Defined Benefit – or “Final Salary” – pension schemes could pay out less in the future under proposals published today by the UK Government.
The consultation paper published by the Department of Work and Pensions raises the possibility that struggling companies be allowed temporarily to stop paying annual increases into pension accounts.
Currently DB schemes are obliged to pay an annual increase linked to inflation. How much of an increase is required varies from scheme to scheme, depending on when the scheme was set up, what inflationary benchmark (CPI or RPI) is used, and other variables.
The Government proposals suggest that companies could freeze payrises using an arrangement called “conditional indexation” to achieve financial breathing space.
Financial projections by pension consultancy Hymans Robertson indicate that, if annual payrises were frozen at 0% over the course of a 25-year retirement period, this might reduce the total retirement pot by as much as 30%.
Will this pay freeze actually happen?
Possibly not all – is the short answer. The pay freeze is just one of many options on the table, each of which have a long way to go before becoming law.
And the Government admits that, “all of these options have significant drawbacks and could raise ‘moral hazard’ issues, where sponsors might be tempted to look to reduce their liabilities by taking advantage of any easement available for ‘stressed’ schemes or employers.”
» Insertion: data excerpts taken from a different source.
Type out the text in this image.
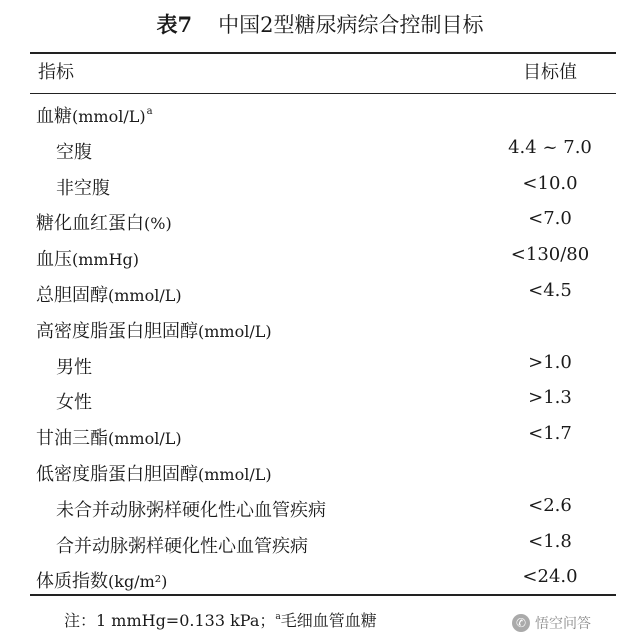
表7 中国2型糖尿病综合控制目标
指标	目标值
血糖(mmol/L)$^a$
空腹	4.4 ~ 7.0
非空腹	<10.0
糖化血红蛋白(%)	<7.0
血压(mmHg)	<130/80
总胆固醇(mmol/L)	<4.5
高密度脂蛋白胆固醇(mmol/L)
男性	>1.0
女性	>1.3
甘油三酯(mmol/L)	<1.7
低密度脂蛋白胆固醇(mmol/L)
未合并动脉粥样硬化性心血管疾病	<2.6
合并动脉粥样硬化性心血管疾病	<1.8
体质指数(kg/m²)	<24.0
注：1 mmHg=0.133 kPa；$^a$毛细血管血糖	✆ 悟空问答
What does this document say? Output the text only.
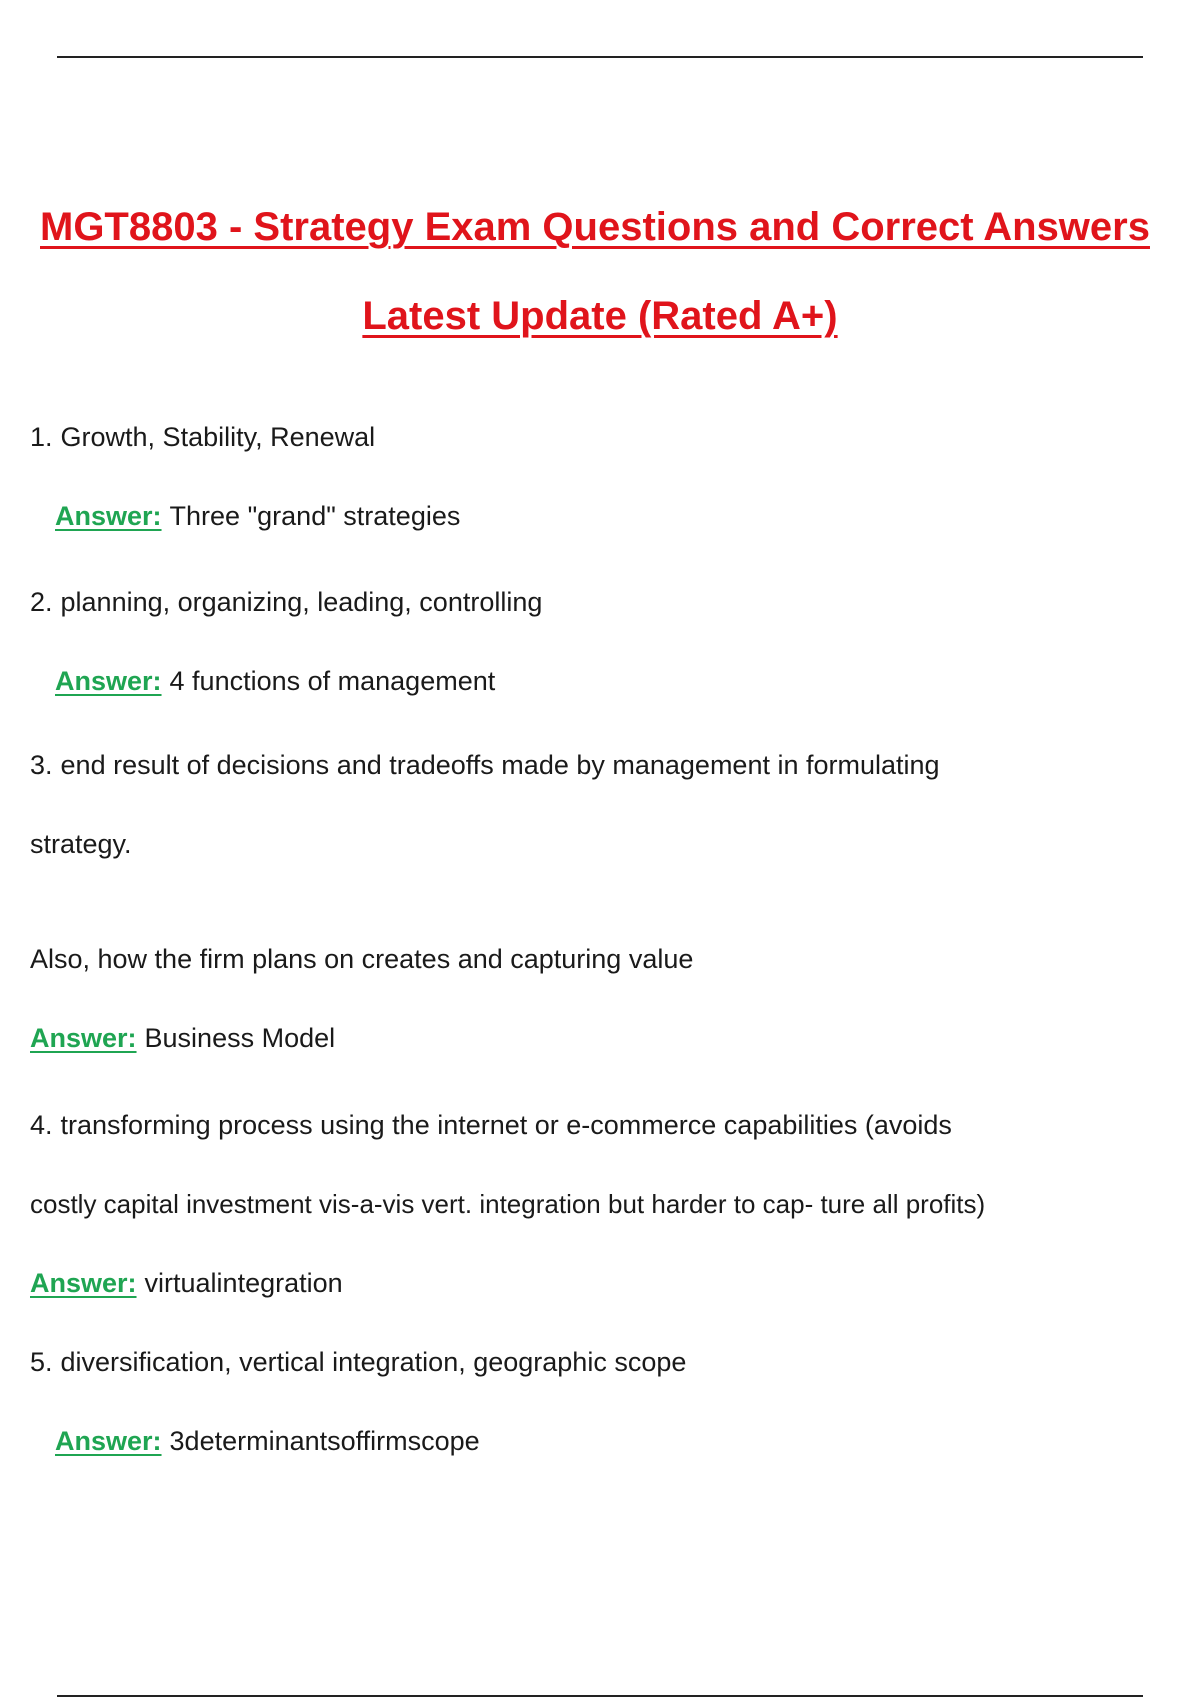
MGT8803 - Strategy Exam Questions and Correct Answers
Latest Update (Rated A+)
1. Growth, Stability, Renewal
Answer: Three "grand" strategies
2. planning, organizing, leading, controlling
Answer: 4 functions of management
3. end result of decisions and tradeoffs made by management in formulating
strategy.
Also, how the firm plans on creates and capturing value
Answer: Business Model
4. transforming process using the internet or e-commerce capabilities (avoids
costly capital investment vis-a-vis vert. integration but harder to cap- ture all profits)
Answer: virtualintegration
5. diversification, vertical integration, geographic scope
Answer: 3determinantsoffirmscope
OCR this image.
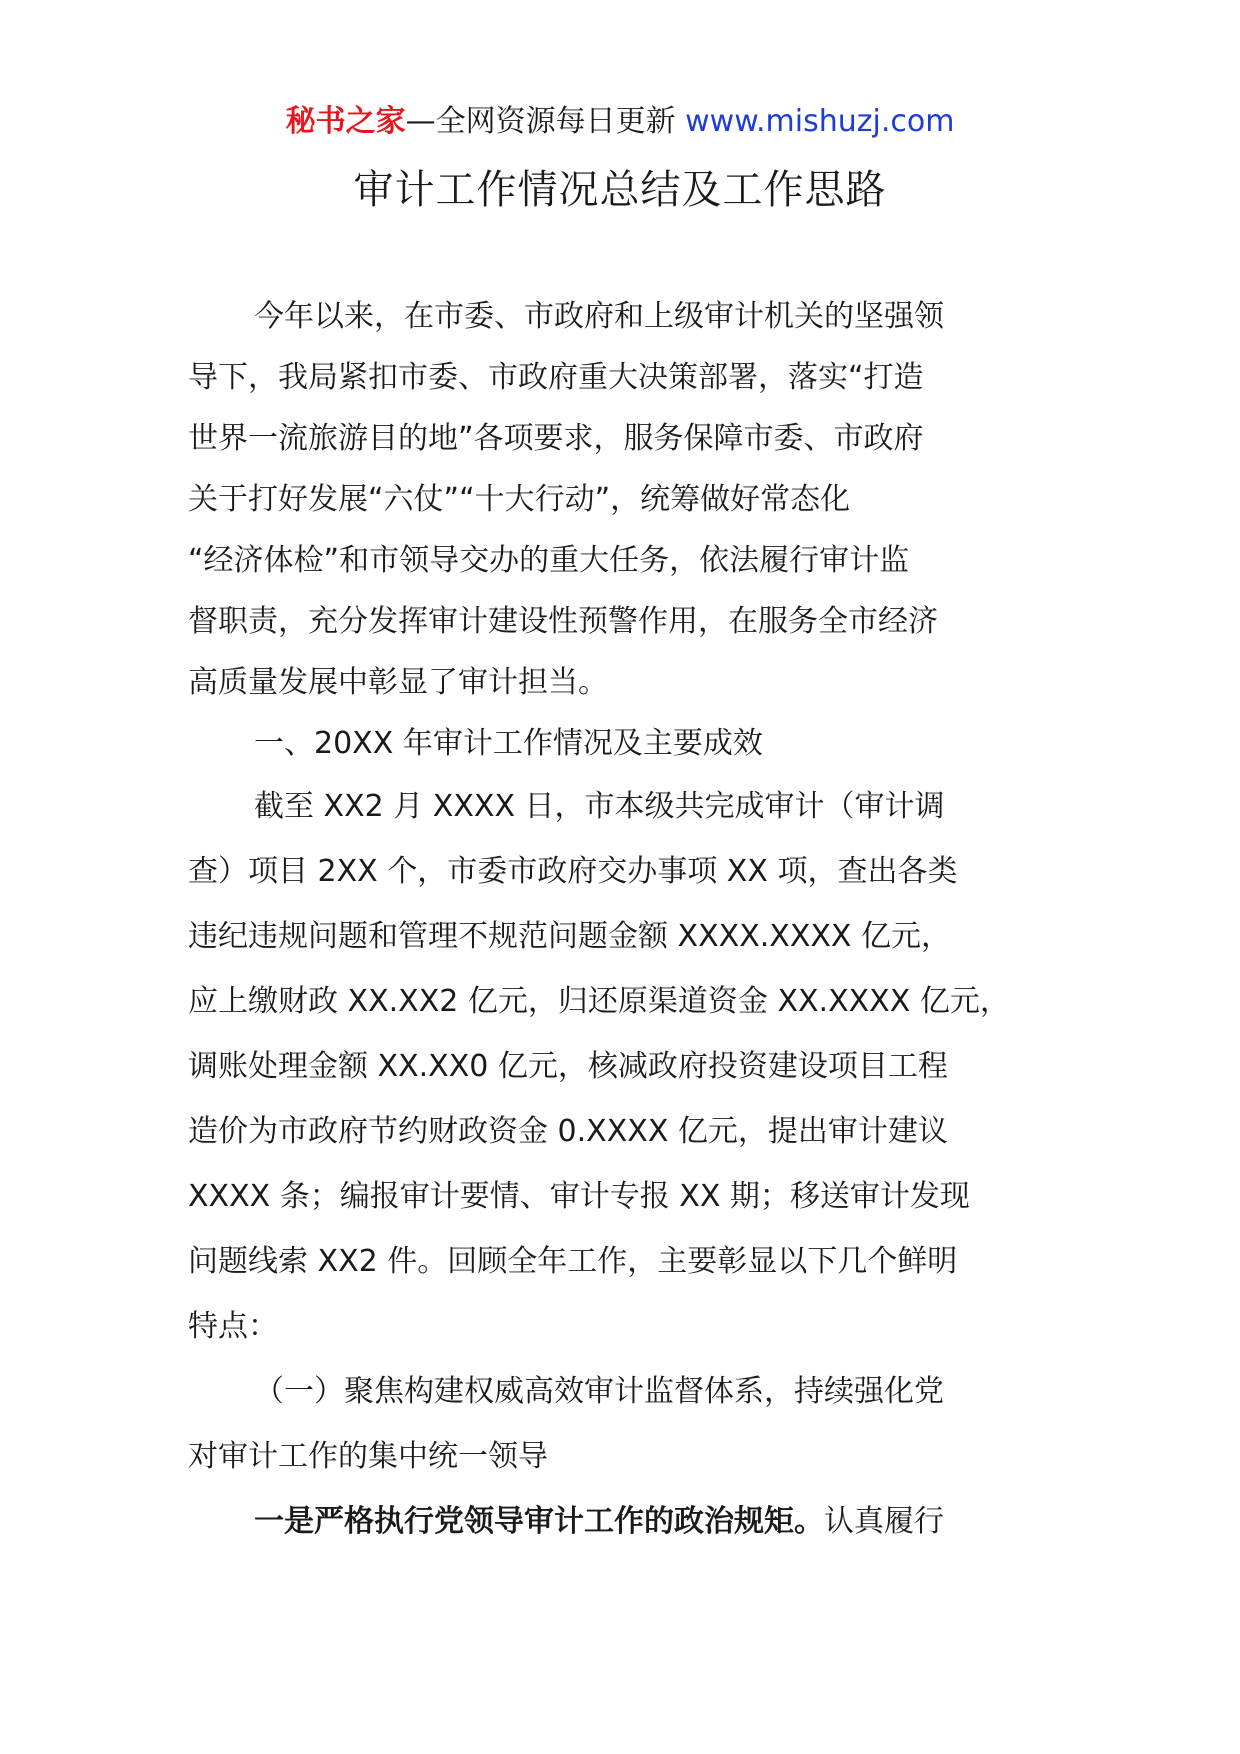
秘书之家—全网资源每日更新 www.mishuzj.com
审计工作情况总结及工作思路

今年以来，在市委、市政府和上级审计机关的坚强领

导下，我局紧扣市委、市政府重大决策部署，落实“打造

世界一流旅游目的地”各项要求，服务保障市委、市政府

关于打好发展“六仗”“十大行动”，统筹做好常态化

“经济体检”和市领导交办的重大任务，依法履行审计监

督职责，充分发挥审计建设性预警作用，在服务全市经济

高质量发展中彰显了审计担当。

一、20XX 年审计工作情况及主要成效

截至 XX2 月 XXXX 日，市本级共完成审计（审计调

查）项目 2XX 个，市委市政府交办事项 XX 项，查出各类

违纪违规问题和管理不规范问题金额 XXXX.XXXX 亿元，

应上缴财政 XX.XX2 亿元，归还原渠道资金 XX.XXXX 亿元，

调账处理金额 XX.XX0 亿元，核减政府投资建设项目工程

造价为市政府节约财政资金 0.XXXX 亿元，提出审计建议

XXXX 条；编报审计要情、审计专报 XX 期；移送审计发现

问题线索 XX2 件。回顾全年工作，主要彰显以下几个鲜明

特点：

（一）聚焦构建权威高效审计监督体系，持续强化党

对审计工作的集中统一领导

一是严格执行党领导审计工作的政治规矩。认真履行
The Government is certainly clear about the risks of abuse by scheme-holders: the term “moral hazard” is raised no less than eleven times in the report.
So what is a Defined Benefit (DB) pension scheme?
- Also known as “Final Salary” scheme
- Public and private sectors
- More than 11 million Brits have DB schemes
- Average value: £7,000 p.a.
- Most schemes now closed to new members
- Unpopular with employers who shoulder burden of guaranteeing a fixed payout
- For pensions started after 2005, an annual increase of 2.5% must be made by the scheme holder
- For DB schemes started after April 1997 and before 2005, an annual increase of 5% is required
Is my pension safe?
The Government thinks so. But with “pension deficit” horror headlines, the media often suggests that DB schemes are at risk of failure because they are too costly to run.
The Government counters that, “the available evidence does not appear to support the view that these pensions are generally ‘unaffordable’ for employers. While DB pensions are more expensive than they were when they were originally set up, many employers could clear their pension deficit if required.”
The Government also points out that proven protection is already in place for members of DB schemes in the form of the Pension Protection Fund (PPF);
In 2016, the PPF made payments of £616m to roughly 120,000 members with an average payout of £4,000 p.a.